Durant cette phase, l’offre dépasse largement la demande. Les investisseurs vendent massivement par crainte de pertes supplémentaires, installant un climat de pessimisme généralisé. Plus les cours baissent, plus la peur s’amplifie, entraînant de nouvelles ventes dans une spirale descendante.

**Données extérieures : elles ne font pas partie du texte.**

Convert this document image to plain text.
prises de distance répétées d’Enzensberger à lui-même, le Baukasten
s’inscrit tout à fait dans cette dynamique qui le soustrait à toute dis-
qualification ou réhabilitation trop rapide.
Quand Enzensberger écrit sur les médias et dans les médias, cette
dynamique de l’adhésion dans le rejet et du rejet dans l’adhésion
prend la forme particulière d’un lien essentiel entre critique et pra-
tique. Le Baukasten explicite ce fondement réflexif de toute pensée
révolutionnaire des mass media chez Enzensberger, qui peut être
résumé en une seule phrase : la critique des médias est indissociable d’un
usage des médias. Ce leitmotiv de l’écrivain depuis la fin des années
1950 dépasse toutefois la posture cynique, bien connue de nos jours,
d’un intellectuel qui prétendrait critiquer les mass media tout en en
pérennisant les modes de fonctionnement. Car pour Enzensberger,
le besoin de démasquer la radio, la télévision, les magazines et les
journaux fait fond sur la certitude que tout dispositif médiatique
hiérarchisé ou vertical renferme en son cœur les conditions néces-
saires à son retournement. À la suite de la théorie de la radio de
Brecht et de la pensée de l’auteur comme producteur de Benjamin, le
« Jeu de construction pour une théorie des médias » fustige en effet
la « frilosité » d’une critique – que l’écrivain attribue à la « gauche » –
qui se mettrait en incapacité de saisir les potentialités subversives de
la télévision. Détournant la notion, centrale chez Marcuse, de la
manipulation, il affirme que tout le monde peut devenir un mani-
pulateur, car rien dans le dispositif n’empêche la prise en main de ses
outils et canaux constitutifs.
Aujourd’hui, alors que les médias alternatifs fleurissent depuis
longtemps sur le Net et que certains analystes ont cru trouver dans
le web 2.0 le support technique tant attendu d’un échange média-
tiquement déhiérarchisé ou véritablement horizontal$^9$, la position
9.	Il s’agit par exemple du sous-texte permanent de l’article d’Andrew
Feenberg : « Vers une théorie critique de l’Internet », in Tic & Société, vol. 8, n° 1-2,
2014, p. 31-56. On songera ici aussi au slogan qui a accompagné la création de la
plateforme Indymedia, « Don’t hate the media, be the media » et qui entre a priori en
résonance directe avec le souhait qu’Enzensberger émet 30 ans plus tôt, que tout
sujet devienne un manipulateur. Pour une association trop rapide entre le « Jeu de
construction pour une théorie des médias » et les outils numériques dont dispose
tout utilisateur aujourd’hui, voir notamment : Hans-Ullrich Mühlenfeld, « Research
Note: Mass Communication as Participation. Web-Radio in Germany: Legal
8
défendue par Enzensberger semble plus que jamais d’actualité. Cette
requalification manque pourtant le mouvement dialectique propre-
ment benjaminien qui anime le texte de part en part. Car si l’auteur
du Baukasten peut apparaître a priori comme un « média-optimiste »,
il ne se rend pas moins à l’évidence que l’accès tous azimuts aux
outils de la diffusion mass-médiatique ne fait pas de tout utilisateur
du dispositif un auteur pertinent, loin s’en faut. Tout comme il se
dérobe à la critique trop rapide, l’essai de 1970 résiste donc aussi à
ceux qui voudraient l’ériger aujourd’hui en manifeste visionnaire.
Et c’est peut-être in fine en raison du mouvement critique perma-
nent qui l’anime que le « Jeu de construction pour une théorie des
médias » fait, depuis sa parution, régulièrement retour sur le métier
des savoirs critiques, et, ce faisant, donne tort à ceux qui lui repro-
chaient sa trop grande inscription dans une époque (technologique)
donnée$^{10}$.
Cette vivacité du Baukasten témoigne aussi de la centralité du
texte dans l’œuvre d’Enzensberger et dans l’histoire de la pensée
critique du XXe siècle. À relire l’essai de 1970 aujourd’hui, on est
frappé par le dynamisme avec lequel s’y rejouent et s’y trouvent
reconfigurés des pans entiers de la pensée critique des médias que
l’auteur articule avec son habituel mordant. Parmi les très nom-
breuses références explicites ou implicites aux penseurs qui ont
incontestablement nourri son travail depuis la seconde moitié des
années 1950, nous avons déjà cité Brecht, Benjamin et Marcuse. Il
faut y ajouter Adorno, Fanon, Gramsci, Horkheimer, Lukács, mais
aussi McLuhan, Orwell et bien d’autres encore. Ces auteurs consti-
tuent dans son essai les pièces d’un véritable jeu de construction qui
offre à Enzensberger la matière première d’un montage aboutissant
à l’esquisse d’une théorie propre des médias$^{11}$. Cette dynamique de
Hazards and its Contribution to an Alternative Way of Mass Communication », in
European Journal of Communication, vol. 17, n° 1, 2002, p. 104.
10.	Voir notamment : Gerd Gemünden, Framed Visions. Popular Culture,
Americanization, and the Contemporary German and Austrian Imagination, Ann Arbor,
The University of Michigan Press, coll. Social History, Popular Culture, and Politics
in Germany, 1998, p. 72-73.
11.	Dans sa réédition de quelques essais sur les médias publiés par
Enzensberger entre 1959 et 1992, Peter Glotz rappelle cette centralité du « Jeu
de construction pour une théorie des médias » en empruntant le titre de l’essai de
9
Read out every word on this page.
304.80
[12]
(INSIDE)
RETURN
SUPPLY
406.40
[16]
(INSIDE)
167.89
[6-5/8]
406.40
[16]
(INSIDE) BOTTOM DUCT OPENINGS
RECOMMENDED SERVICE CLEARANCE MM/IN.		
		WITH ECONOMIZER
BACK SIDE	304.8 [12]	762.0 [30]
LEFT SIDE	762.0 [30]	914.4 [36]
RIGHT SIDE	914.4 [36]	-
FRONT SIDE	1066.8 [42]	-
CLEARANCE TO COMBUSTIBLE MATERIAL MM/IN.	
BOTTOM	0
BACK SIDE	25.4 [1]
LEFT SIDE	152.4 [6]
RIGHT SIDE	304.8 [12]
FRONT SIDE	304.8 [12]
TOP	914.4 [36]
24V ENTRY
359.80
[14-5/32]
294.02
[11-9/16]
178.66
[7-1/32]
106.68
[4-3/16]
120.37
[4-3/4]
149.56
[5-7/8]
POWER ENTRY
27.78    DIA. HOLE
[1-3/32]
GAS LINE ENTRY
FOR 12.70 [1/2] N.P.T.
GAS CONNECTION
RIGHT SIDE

Aujourd’hui, 32% des Français s’intéressent à la Bourse, mais le vocabulaire financier reste souvent obscur. Comprendre ce qu’est réellement un marché baissier vous aide à mieux analyser les cycles économiques et à prendre des décisions éclairées.
📊 L’essentiel à retenir
Bear market = baisse durable de 20% minimum des cours sur 2 mois
Pourquoi parle-t-on de marché ours ?
L’expression bear market provient d’une métaphore animale issue du vocabulaire anglo-saxon. L’ours attaque en frappant de haut en bas avec ses griffes, symbolisant le mouvement descendant des cours sur les places boursières. Cette image illustre la violence avec laquelle les prix peuvent s’effondrer.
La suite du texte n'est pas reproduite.